Since the Church's claim to be the One True Church is ultimately founded
and validated on the reality of the One True God, the opposing Masonic
claim must ultimately derive from a perception of God that diametrically
opposes the Church's faith. And so it does. Although Pope Leo does not
explicitly speak of this essential opposition between Catholicism and masonry
in terms of the First commandment of God -- "I am the Lord thy God,
thou shalt not have strange gods before me" -- surely the most radical
and simplest way of situating this opposition is to say just this. The
Masonic "God" is an idol. What the Masons really worship
is Man -- or the Spirit who has deceived man from the beginning:
the masked Spirit of Evil. This is the one primal reason why the Catholic
Church has condemned, and will always condemn, Freemasonry. It is clearly
sufficient to stand by itself as the only reason -- and in a most
fundamental sense, as Leo XIII seems to imply, that is the only reason
Gravely Evil Misuse of Oaths
We can, however, give a second reason for the Church's opposition to
Masonry. Not strictly independent of the first reason, based as that reason
is on the First Commandment, we can yet distinguish a second reason --
based on the Second Commandment. Some ten years earlier than Humanum
Genus, there appeared (even in English translation) a brief (barely
more than pamphlet-sized) but penetrating work, A Study of Freemasonry,
by the great bishop of Orleans, Felix Dupanloup.8
All the more impressive because of his "liberal" credentials,
Dupanloup duly notes the facts, and the gravity, of the Masonic conspiracy.

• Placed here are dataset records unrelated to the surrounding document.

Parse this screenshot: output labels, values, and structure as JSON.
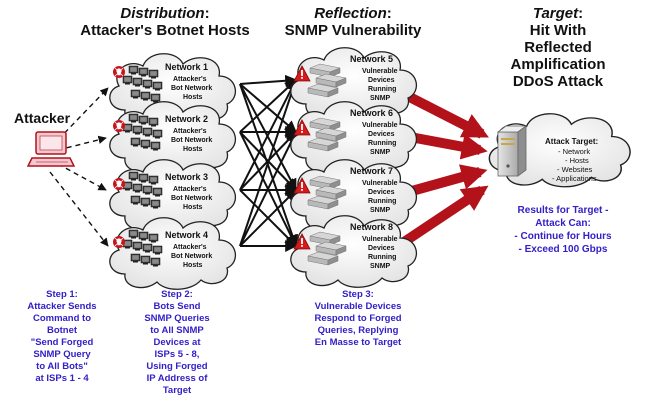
{
  "headers": {
    "distribution_title": "Distribution",
    "distribution_sub": "Attacker's Botnet Hosts",
    "reflection_title": "Reflection",
    "reflection_sub": "SNMP Vulnerability",
    "target_title": "Target",
    "target_line1": "Hit With",
    "target_line2": "Reflected",
    "target_line3": "Amplification",
    "target_line4": "DDoS Attack",
    "colon": ":"
  },
  "attacker": {
    "label": "Attacker"
  },
  "botnets": [
    {
      "name": "Network 1",
      "l1": "Attacker's",
      "l2": "Bot Network",
      "l3": "Hosts"
    },
    {
      "name": "Network 2",
      "l1": "Attacker's",
      "l2": "Bot Network",
      "l3": "Hosts"
    },
    {
      "name": "Network 3",
      "l1": "Attacker's",
      "l2": "Bot Network",
      "l3": "Hosts"
    },
    {
      "name": "Network 4",
      "l1": "Attacker's",
      "l2": "Bot Network",
      "l3": "Hosts"
    }
  ],
  "reflectors": [
    {
      "name": "Network 5",
      "l1": "Vulnerable",
      "l2": "Devices",
      "l3": "Running",
      "l4": "SNMP"
    },
    {
      "name": "Network 6",
      "l1": "Vulnerable",
      "l2": "Devices",
      "l3": "Running",
      "l4": "SNMP"
    },
    {
      "name": "Network 7",
      "l1": "Vulnerable",
      "l2": "Devices",
      "l3": "Running",
      "l4": "SNMP"
    },
    {
      "name": "Network 8",
      "l1": "Vulnerable",
      "l2": "Devices",
      "l3": "Running",
      "l4": "SNMP"
    }
  ],
  "target": {
    "title": "Attack Target:",
    "items": [
      "- Network",
      "- Hosts",
      "- Websites",
      "- Applications"
    ]
  },
  "results": {
    "l1": "Results for Target -",
    "l2": "Attack Can:",
    "l3": "- Continue for Hours",
    "l4": "- Exceed 100 Gbps"
  },
  "steps": {
    "step1": [
      "Step 1:",
      "Attacker Sends",
      "Command to",
      "Botnet",
      "\"Send Forged",
      "SNMP Query",
      "to All Bots\"",
      "at ISPs 1 - 4"
    ],
    "step2": [
      "Step 2:",
      "Bots Send",
      "SNMP Queries",
      "to All SNMP",
      "Devices at",
      "ISPs 5 - 8,",
      "Using Forged",
      "IP Address of",
      "Target"
    ],
    "step3": [
      "Step 3:",
      "Vulnerable Devices",
      "Respond to Forged",
      "Queries, Replying",
      "En Masse to Target"
    ]
  },
  "colors": {
    "arrow_red": "#b3121a",
    "step_blue": "#3320c8",
    "warning_red": "#d41a1a",
    "cloud_stroke": "#222222"
  }
}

But what he stresses, besides the same primary point subsequently stressed
by Leo XIII, viz., the Masonic violation of the First Commandment, is its
violation of the Second Commandment by its gravely evil misuse of oaths.
The famous (or, rather, infamous) oaths that run through the entire ritual
of Masonic initiation are more than mere promises based on personal honor.

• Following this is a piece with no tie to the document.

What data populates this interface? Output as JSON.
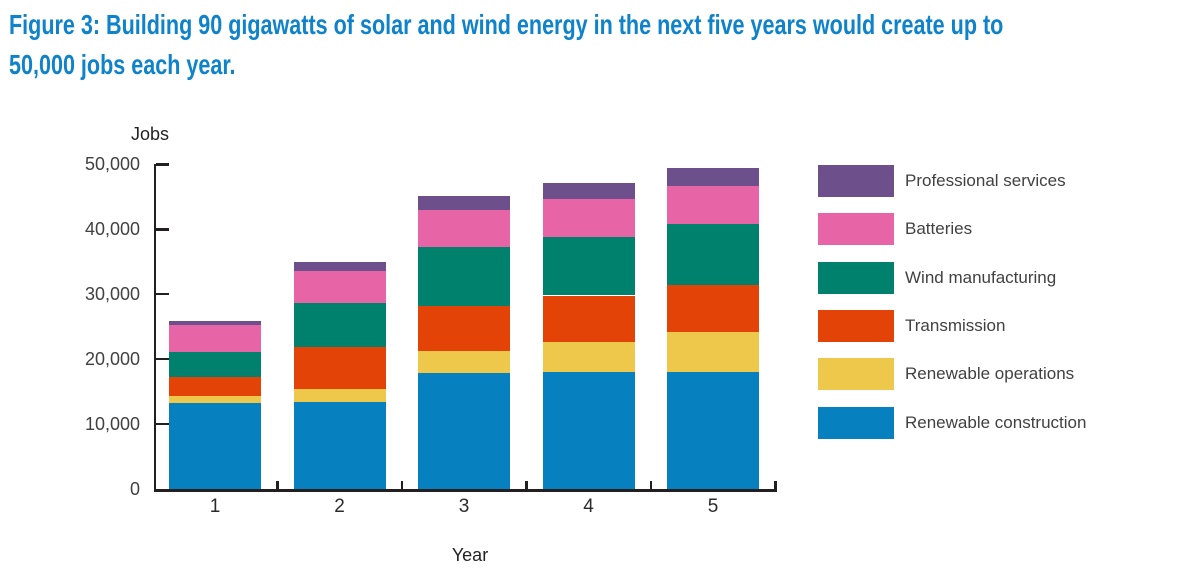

They formally invoke the Deity, and have for their object a man's total
commitment to a cause under the direst sanctions. The Catholic Church sees
in such oaths an inescapable grave evil. Either the oaths mean what they
say or they do not. If they mean what they say, then God is being called
to invert by His witness loyalties (viz., to Church and to State) already
sanctioned by Him. If the oaths are merely fictitious, then God is being
called to witness to a joke.
It is not the secrecy of what goes on "behind the lodge door"

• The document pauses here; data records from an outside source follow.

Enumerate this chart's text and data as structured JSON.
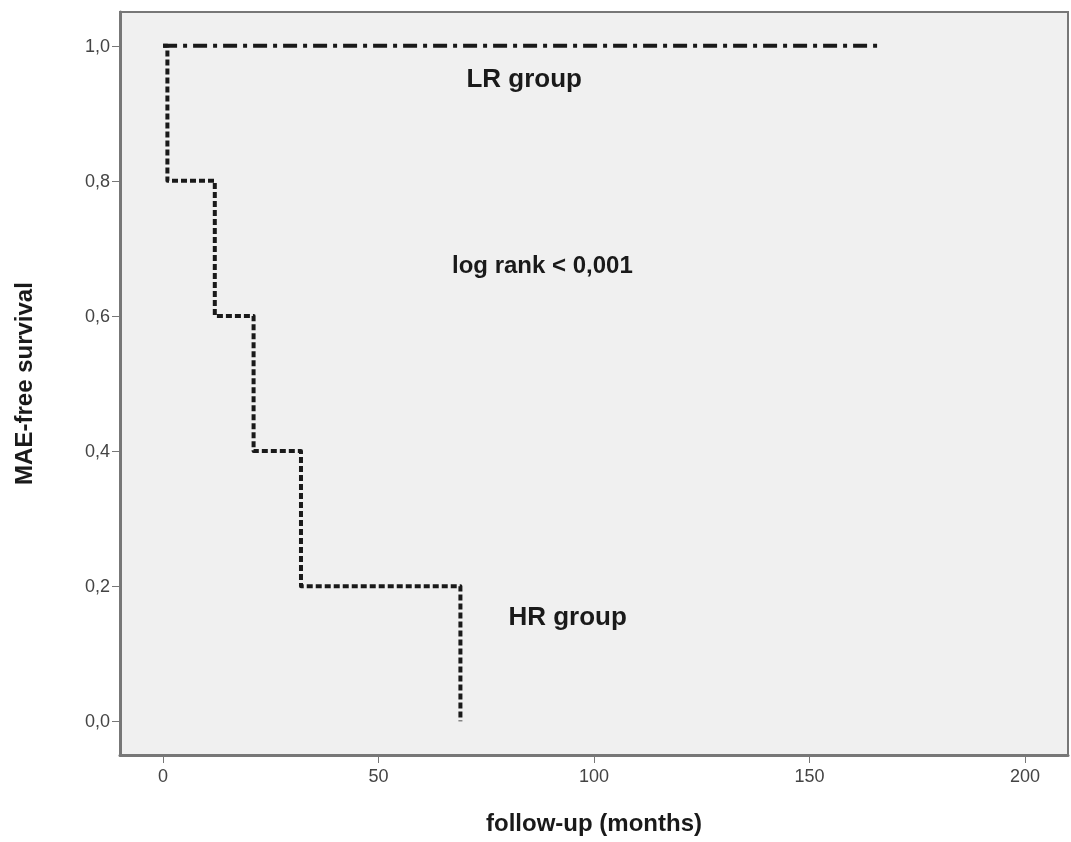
{
  "chart_data": {
    "type": "step",
    "xlabel": "follow-up (months)",
    "ylabel": "MAE-free survival",
    "annotations": [
      "log rank < 0,001"
    ],
    "series": [
      {
        "name": "LR group",
        "color": "#1a1a1a",
        "line_style": "dashed",
        "x": [
          0,
          166
        ],
        "values": [
          1,
          1
        ]
      },
      {
        "name": "HR group",
        "color": "#1a1a1a",
        "line_style": "dotted",
        "x": [
          0,
          1,
          12,
          21,
          32,
          69
        ],
        "values": [
          1,
          0.8,
          0.6,
          0.4,
          0.2,
          0
        ]
      }
    ],
    "xlim": [
      -10,
      210
    ],
    "xticks": [
      0,
      50,
      100,
      150,
      200
    ],
    "ylim": [
      -0.05,
      1.05
    ],
    "yticks": [
      {
        "value": 0,
        "label": "0,0"
      },
      {
        "value": 0.2,
        "label": "0,2"
      },
      {
        "value": 0.4,
        "label": "0,4"
      },
      {
        "value": 0.6,
        "label": "0,6"
      },
      {
        "value": 0.8,
        "label": "0,8"
      },
      {
        "value": 1,
        "label": "1,0"
      }
    ],
    "grid": false,
    "marker": "none"
  }
}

that elicits and justifies the Church's condemnation of Masonry. It is
rather the formal violation of the Second Commandment which these proceedings
inescapably entail. The vaunted Masonic secrets, moreover, are scarcely
that secret any longer. There is in fact a frequent Masonic plea to the
effect that there are no secrets in Masonry -- that all is open to a truly
open mind. On this point we may take the Mason at his word: he is speaking
more truly than he knows!
The case for the Catholic Church's condemnation of Freemasonry is open
and clear. By its very nature as formulated in its philosophical statements
and as lived in its historical experience, Masonry violates the First and
Second Commandments of God. It worships not the One True God of revelation
-- Father, Son, and Holy Spirit -- but a false god, symbolically transcendent
but really immanent: the "god" called "Reason." And
it invokes without adequate cause the Name of the One True God. After such
a case as this, to cite the secrecies of initiation and the further secrecies
of machination called "conspiracy" is not only anti-climactic,
it is beside the point.
To conclude: we Catholic should now see the Masons more clearly for
what they essentially are. They are the heirs (unwitting or otherwise is
irrelevant) of a religion which purports to be the one religion of the
one "God" -- and therefore the enemy, intrinsically and implacably
so, of Catholicism. Freemasonry in its modern mode is "modernity"
in the deepest (i.e., the philosophical and religious) sense of that term.
It is, in a word, "Counterfeit Catholicism." For its "God"
is the "Counterfeit God": the one who would be as God, the one
who is the prince of this world, the one who is the Father of Lies.
- The English edition which I used was published in Philadelphia in 1856.